Sometimes I just sits."
Remember that poster? My guidance counselor had it in her office nice to one with a kitten clutching onto a laundry line that read 'Hang in there'.
Lately I've had my head down. I'm working a lot. I'm hanging in. Sometimes it feels like all I do is 'sits and thinks', which is a big part of the writing process, but it's also an annoying part. (Where are my dang pages? Why aren't they piling up like they used to?)
Last night I hung out with my friend who is a screen writer. She is all about structure and we had a great debate about plot structure and romance/erotica. (She has written four screenplays in that genre.) Personally, I'm not one for following the set formula, but it was hard to justify myself to her. Our conversation really got me thinking.
Do love interests really have to have a 'cute meeting'? It makes me think of all the Meg Ryan movies I watched growing up. Goofy lady spills coffee on handsome guy. Their eyes meet. She's so cute, he doesn't care that his shirt is ruined. Maybe it's just me being a bad writer, but it seems a bit trite to follow these rules. But then I wonder how far a writer can veer out of the convention before the story totally falls apart and doesn't belong in the romance genre at all anymore.

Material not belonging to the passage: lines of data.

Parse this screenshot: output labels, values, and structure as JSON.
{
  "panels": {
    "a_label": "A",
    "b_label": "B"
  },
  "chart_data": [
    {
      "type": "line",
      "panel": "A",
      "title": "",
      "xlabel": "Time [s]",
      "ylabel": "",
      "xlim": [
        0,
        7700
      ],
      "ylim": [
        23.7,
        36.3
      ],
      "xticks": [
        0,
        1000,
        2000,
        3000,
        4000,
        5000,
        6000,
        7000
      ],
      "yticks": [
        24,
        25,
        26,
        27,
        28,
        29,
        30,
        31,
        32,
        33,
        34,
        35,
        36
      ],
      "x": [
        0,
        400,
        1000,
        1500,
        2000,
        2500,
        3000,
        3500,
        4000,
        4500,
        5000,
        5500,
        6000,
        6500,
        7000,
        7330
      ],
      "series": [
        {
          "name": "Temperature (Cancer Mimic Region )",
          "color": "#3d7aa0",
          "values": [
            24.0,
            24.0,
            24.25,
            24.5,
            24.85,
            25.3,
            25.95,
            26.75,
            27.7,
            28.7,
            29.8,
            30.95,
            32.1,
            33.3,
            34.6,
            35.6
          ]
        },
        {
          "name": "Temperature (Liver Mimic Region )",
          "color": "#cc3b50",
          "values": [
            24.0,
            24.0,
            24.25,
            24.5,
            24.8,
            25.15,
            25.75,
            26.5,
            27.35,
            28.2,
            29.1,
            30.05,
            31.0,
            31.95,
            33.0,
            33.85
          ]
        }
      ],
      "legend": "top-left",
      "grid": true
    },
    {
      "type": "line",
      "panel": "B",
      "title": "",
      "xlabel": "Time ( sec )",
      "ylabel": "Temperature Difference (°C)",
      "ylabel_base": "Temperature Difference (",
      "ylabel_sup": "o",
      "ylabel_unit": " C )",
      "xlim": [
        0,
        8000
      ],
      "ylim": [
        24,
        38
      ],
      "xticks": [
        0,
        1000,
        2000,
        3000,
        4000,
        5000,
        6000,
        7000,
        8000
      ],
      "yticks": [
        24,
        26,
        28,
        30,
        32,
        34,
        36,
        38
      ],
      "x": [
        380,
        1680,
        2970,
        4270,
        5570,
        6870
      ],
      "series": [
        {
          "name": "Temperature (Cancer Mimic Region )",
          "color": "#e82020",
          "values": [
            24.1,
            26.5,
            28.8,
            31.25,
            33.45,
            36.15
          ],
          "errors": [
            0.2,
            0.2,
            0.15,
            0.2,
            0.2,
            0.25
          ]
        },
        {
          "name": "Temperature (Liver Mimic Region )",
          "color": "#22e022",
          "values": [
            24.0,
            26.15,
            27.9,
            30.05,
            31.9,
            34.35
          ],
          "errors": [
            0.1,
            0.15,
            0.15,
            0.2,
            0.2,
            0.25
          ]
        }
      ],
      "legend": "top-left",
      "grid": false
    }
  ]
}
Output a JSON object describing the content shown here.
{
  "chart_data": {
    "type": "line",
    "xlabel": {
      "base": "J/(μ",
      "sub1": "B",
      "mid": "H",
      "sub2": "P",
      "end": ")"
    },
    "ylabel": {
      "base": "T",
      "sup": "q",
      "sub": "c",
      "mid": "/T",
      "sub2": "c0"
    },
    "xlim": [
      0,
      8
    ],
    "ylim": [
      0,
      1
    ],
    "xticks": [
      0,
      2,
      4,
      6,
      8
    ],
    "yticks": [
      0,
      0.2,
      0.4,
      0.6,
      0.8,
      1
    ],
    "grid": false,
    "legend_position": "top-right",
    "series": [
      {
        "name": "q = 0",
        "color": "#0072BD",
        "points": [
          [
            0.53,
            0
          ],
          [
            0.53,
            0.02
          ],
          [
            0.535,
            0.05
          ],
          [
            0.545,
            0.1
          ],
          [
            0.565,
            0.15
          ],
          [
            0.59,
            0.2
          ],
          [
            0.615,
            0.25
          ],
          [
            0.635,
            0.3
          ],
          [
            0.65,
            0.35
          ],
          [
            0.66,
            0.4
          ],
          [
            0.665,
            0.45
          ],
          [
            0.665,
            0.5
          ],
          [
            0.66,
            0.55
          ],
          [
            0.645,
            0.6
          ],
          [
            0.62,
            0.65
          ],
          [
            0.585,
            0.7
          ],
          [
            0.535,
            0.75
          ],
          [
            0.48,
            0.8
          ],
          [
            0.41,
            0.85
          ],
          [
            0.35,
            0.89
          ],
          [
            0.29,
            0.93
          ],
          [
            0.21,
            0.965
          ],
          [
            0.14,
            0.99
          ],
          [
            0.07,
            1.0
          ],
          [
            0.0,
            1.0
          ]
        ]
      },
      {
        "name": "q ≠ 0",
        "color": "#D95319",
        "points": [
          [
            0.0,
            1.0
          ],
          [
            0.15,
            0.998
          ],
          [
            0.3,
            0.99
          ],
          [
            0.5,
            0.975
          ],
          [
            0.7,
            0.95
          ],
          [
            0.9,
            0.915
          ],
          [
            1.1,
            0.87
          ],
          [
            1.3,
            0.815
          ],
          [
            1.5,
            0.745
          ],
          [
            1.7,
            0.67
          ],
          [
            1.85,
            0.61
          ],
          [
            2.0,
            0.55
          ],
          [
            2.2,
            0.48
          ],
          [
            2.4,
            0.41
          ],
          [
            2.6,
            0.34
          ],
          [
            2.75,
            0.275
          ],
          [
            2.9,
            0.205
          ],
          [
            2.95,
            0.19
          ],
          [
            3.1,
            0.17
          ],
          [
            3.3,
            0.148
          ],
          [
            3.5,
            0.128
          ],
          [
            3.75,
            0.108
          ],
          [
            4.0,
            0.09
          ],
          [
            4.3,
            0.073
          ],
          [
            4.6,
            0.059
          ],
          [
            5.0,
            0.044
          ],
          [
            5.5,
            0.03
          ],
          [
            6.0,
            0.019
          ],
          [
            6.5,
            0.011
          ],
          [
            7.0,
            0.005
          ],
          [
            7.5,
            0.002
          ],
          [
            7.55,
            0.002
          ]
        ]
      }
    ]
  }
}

I guess that's what I like about erotic fiction as opposed to romance. My understanding of erotic fiction is that encompasses anything that involves overtly sexual scenes that are intended to arouse. Plot structure is a bonus, but the story doesn't have to follow any kind of predictable unfolding.
The challenge for me as a writer is that the formulas seem boring and trite and my impulse to write is at least partly motivated by a desire to step out of the mould. But to a certain extent you have to give the reader what the reader wants, especially in genre fiction. That's my understanding anyway. But doesn't the reader also want to step out of the tired old patterns?
Must there always be that beat where the main character sees her love interest with a beautiful woman and huffs off ready to break up only to discover later that her boyfriend has a sister?
I guess the real issue is this. I was happy writing erotic fiction for the past couple of years, but recently I have started to want to write romance. Erotic romance, of course. And with romance comes formulas and cliches. I guess it's like any other type of genre writing. It's best to work within the genre's form, but to find a way to tell a fresh story. That's the challenge.
I've got a couple of awesome characters on my hands these days. I'm a little bit in love with both of them, so that helps. They don't seem to want to behave the way characters in romance novels often behave. They struggle with grieving and ambitions and societal pressures and they're kind of quiet. (I wonder where they get that from - heh heh.) And there's a scene with a dying dog that I really don't want to take out, but any 'expert' on romance would tell me it doesn't belong in a romance. Nobody wants to think about dying pets. Not hot. Not appropriate. But the way my characters bond over the incident is pretty telling.
So I return to the poster wisdom from the counselor's office at my old high school. I am a chimpanzee scratching my chin. Hmmm. Sometimes I sits and thinks. Sometimes I just sits.